Je suis this, Je suis that… and then what?
And how about the Je suis hysteria? How many takers for Je suis Dhaka, Je suis Istanbul? None! The Je suis business, candlelight vigils, the bouquets placed on massacre sites reek with the stench of manipulated and misplaced emotions, humanity’s cry for help covered with the veneer of distractions from the real fault lines. But is it only about Western interventionism in other peoples’ lives that has triggered fanaticism and extreme acts? It would be facile to take that route. The killing and maiming of atheists in Bangladesh, the attacks on abortion clinics in the US, the stigma against science and the continuous attacks on the way “other” people dress in Québec and Canada demonstrate the blind religious instigation that comes from temples, mosques, synagogues and other pulpits. Religion is incendiary as well as an opiate. It is also a fundamental fault line. Divisive and intolerant. Some religions have managed to cover their primitivistic attributes with modernist refinements. Others have not.
Let’s take female genital mutilation. What’s the word on that? It’s an Islamic problem, right? That’s the common parlance. Really? In Eritrea and Ethiopia, where 90% and 77% of the population are Christian, the largest number of genital mutilations in Africa occur. So, it is really an African problem. Yet we keep repeating the same tired old memes, the facile generalizations about Muslim fanaticism.
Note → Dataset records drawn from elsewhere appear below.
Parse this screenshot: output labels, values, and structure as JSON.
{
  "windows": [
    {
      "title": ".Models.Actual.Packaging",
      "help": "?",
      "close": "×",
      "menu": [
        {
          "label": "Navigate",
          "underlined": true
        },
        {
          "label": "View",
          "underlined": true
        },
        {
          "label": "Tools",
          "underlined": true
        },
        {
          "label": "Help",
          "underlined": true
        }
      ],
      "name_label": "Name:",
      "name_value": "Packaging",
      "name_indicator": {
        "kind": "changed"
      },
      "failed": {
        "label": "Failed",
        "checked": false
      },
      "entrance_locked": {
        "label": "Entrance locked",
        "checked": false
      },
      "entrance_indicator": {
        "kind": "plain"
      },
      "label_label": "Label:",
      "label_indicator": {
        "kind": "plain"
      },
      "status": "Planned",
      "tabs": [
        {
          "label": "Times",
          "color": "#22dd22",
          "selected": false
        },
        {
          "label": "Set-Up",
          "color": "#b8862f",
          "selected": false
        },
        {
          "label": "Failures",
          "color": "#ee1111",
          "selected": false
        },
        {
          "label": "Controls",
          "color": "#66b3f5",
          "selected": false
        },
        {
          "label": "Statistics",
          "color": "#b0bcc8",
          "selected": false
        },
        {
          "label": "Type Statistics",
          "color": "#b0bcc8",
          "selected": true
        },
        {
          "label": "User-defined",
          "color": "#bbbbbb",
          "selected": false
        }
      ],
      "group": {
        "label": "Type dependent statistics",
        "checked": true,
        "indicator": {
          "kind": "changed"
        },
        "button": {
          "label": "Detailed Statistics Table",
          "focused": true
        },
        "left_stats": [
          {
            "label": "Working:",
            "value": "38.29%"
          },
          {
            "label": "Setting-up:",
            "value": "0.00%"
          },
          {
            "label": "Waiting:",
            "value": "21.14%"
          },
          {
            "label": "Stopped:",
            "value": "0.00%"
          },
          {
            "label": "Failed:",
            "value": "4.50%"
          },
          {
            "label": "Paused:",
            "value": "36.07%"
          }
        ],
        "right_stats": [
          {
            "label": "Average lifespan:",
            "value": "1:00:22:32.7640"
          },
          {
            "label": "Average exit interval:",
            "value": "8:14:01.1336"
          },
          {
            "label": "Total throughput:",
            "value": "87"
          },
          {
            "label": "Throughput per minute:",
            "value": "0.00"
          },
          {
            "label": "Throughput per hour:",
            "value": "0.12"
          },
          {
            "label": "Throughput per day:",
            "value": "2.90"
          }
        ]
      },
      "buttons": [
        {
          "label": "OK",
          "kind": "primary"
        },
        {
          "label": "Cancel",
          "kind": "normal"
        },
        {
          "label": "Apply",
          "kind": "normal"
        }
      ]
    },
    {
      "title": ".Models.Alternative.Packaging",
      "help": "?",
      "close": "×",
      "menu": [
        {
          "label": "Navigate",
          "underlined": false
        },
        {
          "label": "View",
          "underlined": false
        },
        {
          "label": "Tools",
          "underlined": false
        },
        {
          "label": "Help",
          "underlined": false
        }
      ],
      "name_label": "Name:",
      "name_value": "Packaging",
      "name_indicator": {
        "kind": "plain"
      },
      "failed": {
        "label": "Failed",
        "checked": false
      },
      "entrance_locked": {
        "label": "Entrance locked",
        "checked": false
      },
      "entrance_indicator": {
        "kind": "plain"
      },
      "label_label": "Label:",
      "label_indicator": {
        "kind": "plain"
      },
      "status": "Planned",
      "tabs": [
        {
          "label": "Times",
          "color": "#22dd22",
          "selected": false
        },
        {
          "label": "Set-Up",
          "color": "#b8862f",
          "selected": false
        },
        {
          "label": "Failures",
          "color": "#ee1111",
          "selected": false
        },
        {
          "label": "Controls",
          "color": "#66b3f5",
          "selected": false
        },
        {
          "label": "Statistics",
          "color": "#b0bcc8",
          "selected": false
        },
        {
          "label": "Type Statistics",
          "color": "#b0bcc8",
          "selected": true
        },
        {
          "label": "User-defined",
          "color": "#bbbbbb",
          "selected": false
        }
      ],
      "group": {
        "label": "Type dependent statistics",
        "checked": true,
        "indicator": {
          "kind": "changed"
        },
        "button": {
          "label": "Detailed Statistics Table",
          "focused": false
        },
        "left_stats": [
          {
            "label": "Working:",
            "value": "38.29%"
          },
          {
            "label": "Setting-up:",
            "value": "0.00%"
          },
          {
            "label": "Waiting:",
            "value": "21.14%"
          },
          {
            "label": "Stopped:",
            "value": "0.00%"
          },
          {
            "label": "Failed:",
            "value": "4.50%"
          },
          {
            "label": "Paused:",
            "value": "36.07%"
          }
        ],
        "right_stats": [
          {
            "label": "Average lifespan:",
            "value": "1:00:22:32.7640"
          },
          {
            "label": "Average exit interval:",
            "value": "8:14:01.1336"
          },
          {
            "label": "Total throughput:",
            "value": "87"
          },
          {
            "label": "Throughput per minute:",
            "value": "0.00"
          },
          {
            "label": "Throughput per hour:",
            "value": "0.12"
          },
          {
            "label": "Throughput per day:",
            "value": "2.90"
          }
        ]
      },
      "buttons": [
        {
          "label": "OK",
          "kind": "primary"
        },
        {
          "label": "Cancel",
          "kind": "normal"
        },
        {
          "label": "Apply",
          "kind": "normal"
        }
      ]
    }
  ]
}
In this issue of Serai, we have produced a significant collection on the theme of Fault Lines. It includes critical original essays on the TPP by Michael Fish, an extraordinary photo essay on the condition of fleeing migrants in Europe by Darren Ell, an incisive book review by Patrick Barnard of Djemaa Maazouzi’s Le Partage des Mémoires about recovering memories of the Algerian War of Independence, a poignant short story by Dorota Kozinska on growing up in Syria, far-reaching coverage of partitions and dividing lines in history by Nilambri Ghai, my commentary on the Orlando shootings, the works of Montréal artist Dan Delaney, and a hilarious short story by Susan Dubrofsky on how to survive a nuclear disaster.
The central thread in all these pieces underscores the need for deciphering fundamental fault lines instead of hovering over superficialities. Further contributions will be staggered over the coming weeks, along with a peppering of Montréal street art, as we explore more dynamic presentations and interactions with our far-flung readership. Keep an eye out!